Simple tips of 'how to inject insulin', 'using a glucometer', 'treating hypoglycaemic emergencies' can do wonders and at times can even be lifesaving.Diabetes educators can help people with Diabetes and their family in understanding how to use Diabetes devices, such as blood glucose meters, insulin pens, insulin pumps and continuous glucose monitors. They can help them adopt healthy eating habits through nutrition education, including meal-planning, weight-loss strategies and other disease-specific nutrition counselling.

Monitoring blood sugars levels intermittently is important in managing Diabetes. Diabetes educators can help people monitor blood glucose and learn how to interpret and appropriately respond to the results.

Apart from monitoring it is also important to understand how medicines or particular insulin works. This is important especially in Type 1 Diabetes, every person should understand the type of insulin he/she is taking and how it works. A Diabetes educator can help people understand how their medications work - including their action, side effects, efficacy, toxicity, prescribed dosage, and more.

Diabetes educator can conduct monthly Diabetes support group sessions for people newly diagnosed with Diabetes. Diabetes educators can lead discussions and provide helpful tips and tools for living well with Diabetes. A certified Diabetes educator can help with every stage of Diabetes, from prediabetes to people requiring insulin.

Being a Diabetes educator

Diabetes educator is a highly skilled professional integral to the multidisciplinary Diabetes care team. S/he is the key to coordination of the interdisciplinary

Diabetes team and development of the plan of care for an individual.

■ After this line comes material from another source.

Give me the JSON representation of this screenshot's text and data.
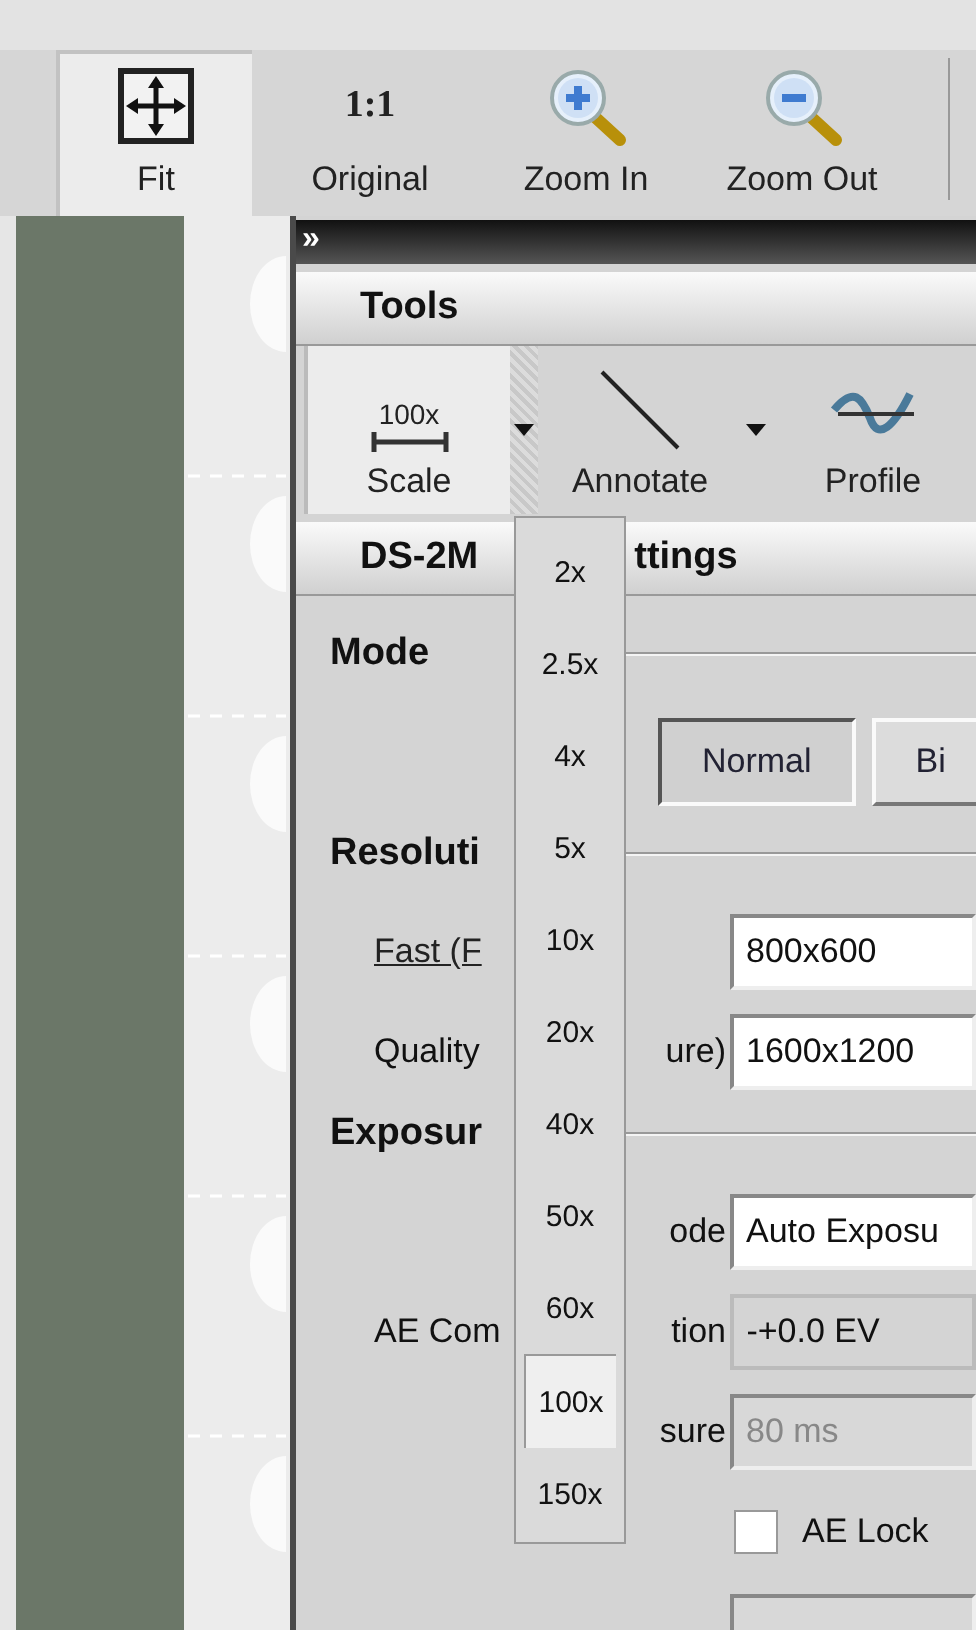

Professionals from various health disciplines, such as: registered nurses, health professional with masters in social work, occupational therapists, podiatrists, optometrists, physiotherapist, physician assistants, clinical psychologist, registered nutritionists and pharmacists.

Basic academic requirements such as science graduate (B.Pharm, B.Sc/Associate of Science in Nursing or BSN, B.Sc in Nutrition or similar) and working in a job associated with a practicing physician or a diabetologist is the necessary eligibility criteria at the entry level.

In India, the National Institute of Public Health Training and Research (NIPHTR) Mumbai, established under Union Ministry of Health and Family Welfare offers A Certified Diabetes Educator (COE) course.

Basic and advanced level Diabetes educator courses are also offered by private hospitals and non-profit organisations like Institute of Good Manufacturing Practices India.